Investing vs. “Getting Market Exposure”

Like “financial advisor” and “hedge fund,” the word “investing” is probably one of the most abused terms in our financial lexicon. These days many people use the word “investing” when what they are really talking about is “getting market exposure.”

For fun I googled the definition of investing:

investing_definition
Source: Google

I also re-read this post from Cullen Roche where he discusses “allocating savings” (what I would call “getting market exposure”).

It’s funny how “investors” abuse the term “investing”. What we’re really doing when we buy shares on a secondary exchange is not really “investing” at all. It’s just an allocation of savings. Investing, in a very technical sense, is spending for future production. So, if you build a factory and spend money to do so then you’re investing. But when companies issue shares to raise money they’re simply issuing those shares so they can invest. And once those shares trade on the secondary exchange the company really doesn’t care who buys/sells them because their funds have been raised and they’ve likely already invested in future production. You just allocate your savings by exchanging shares with other people when you buy and sell financial assets.

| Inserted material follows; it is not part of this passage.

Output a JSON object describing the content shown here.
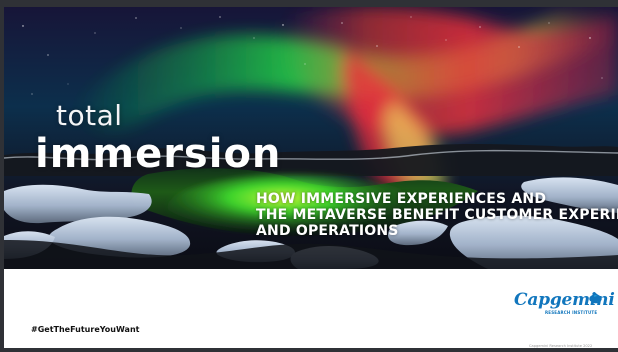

Now, this might all sound like a bunch of semantics, but it’s really important in my opinion. After all, when you understand the precise definitions of saving and investing you realize that our portfolios actually look more like saving accounts than investment accounts. That is, they’re not really these sexy get rich quick vehicles. Yes, the allure of becoming the next Warren Buffett by trading stocks is powerful. But the reality is that you’re much more likely to get rich by making real investments, ie, spending to improve your future production. Flipping stocks isn’t going to do that for you.

This leads you to realize your portfolio is a place where you are simply trying to grow your savings at a reasonable rate without exposing it to excessive permanent loss risk or excessive purchasing power loss. It’s not a place for gambling or getting rich quick. In fact, it’s much the opposite. It’s a nuanced view, but one I feel is tremendously important to financial success.

I have promised myself I will stop using “investing,” “getting market exposure” and “allocating savings” interchangeably.

For me, the semantic line between investing and “getting market exposure” is a little different from what Cullen proposes. For me it’s this: as an investor you are looking to compound capital at a rate exceeding your cost of capital (opportunity cost), while avoiding permanent impairment of capital.

Yes, “extraordinary” is a fuzzy term. To me, pretty much anything above 10%, net of expenses, is extraordinary. That will give you nearly a 7x return over 20 years. If you can do 15% (an extraordinary achievement, btw), that multiple jumps to over 16x.

Some of you are no doubt thinking you can net 10% annually forever in an S&P 500 index fund. And maybe you are right. In my view the odds are stacked against you over the next 10 years. In fact, I would gladly take the other side of that bet over next 10 years. But beyond the next decade or so it is hard to tell.

The reason is broad market returns measured over long time periods are sensitive to starting valuations. If you ask the average equity analyst he will probably tell you the market is “fairly valued” today based on the one-year forward price/earnings multiple. Which is another way of saying “meh.” By other measures, such as the Shiller CAPE, the US market is extremely expensive. But if you are allocating your savings based on one-year forward earnings multiples you’ve got bigger problems than parsing the nuances of various valuation multiples.

2Q18_JPM_PE_Returns
Source: JP Morgan

Also, analysts kind of suck at forecasting earnings growth. So the forward price/earnings multiple is a flawed input at best.

BI_earnings_forecasts_vs_reality
Source: Business Insider

Anyway, if none of this stuff interests you, you aren’t thinking like an investor. The whole point of investing is to seek out asymmetric risk/reward propositions. That’s very different from “simply trying to grow your savings at a reasonable rate without exposing it to excessive permanent loss risk or excessive purchasing power loss.”